Most of the nearly five miles of sewer pipe will be buried using the tried and true method of digging a ditch and connecting the pipe piece by piece. But to avoid sensitive environmental wetlands and the cost of digging under highways, the city decided to bore two half-mile sections of tunnel, Massie said.
The first section, which goes under Steamboat Slough and I-5, was finished Wednesday. The second, which will go under Highway 529 and Union Slough, should be completed by Labor Day weekend.
To accomplish the uncommon tunneling feat, the route first had to be mapped out with special stakes, said Pete Weber, senior engineer and project manager for Hammond Collier Engineers of Seattle.
Then a pilot tunnel was dug along the route, with the stakes used to control the route and depth of the tunnel. Depths ranged from 40 feet to 80 feet.
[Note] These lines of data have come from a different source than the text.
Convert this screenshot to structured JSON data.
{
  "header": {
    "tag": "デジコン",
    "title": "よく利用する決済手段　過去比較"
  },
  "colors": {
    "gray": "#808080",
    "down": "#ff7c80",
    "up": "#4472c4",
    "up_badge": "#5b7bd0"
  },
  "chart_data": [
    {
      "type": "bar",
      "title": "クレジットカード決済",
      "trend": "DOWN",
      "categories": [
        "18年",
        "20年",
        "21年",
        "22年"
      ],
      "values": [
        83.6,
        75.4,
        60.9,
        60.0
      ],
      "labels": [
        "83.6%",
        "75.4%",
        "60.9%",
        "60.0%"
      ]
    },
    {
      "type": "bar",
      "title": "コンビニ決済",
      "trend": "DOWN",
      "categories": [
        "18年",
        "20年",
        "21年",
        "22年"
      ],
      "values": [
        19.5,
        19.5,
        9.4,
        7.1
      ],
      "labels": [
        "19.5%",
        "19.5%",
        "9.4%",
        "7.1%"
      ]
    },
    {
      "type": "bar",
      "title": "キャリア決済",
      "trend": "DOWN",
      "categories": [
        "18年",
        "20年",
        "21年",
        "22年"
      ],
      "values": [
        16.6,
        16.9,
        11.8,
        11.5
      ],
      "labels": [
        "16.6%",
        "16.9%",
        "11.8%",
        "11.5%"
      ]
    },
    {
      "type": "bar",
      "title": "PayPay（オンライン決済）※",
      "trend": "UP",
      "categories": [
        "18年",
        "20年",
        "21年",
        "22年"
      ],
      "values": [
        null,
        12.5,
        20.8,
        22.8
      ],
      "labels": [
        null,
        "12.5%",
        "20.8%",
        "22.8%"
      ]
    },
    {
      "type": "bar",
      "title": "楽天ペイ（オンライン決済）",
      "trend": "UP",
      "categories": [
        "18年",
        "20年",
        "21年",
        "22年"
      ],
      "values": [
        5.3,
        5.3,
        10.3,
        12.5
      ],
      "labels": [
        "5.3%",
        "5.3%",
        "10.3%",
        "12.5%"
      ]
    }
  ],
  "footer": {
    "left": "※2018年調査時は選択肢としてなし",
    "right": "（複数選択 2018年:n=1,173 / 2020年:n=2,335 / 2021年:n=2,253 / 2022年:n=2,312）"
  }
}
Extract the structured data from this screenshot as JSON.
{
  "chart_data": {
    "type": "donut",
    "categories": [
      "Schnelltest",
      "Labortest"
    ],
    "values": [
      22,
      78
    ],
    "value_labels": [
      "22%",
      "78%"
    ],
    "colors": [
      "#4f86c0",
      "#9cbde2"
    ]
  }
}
Using progressively larger reaming heads, the tunnel was then gradually enlarged to 48 inches, Weber said. A special mix of mud and water was pumped into the tunnel to make sure it didn’t collapse.
For those scratching their heads over terminology, the engineers also were trying to make sure there wasn’t a frak out. Those occur when a tunnel is so close to the surface that the mix of mud and water that’s supposed to support the tunnel forces its way to the surface, creating an unwanted breach that can cause a collapse.
One of many unusual pieces of equipment used at the site included a hole opener, a device like a spinning top that is used to clean out the tunnel before the pipe is dragged through.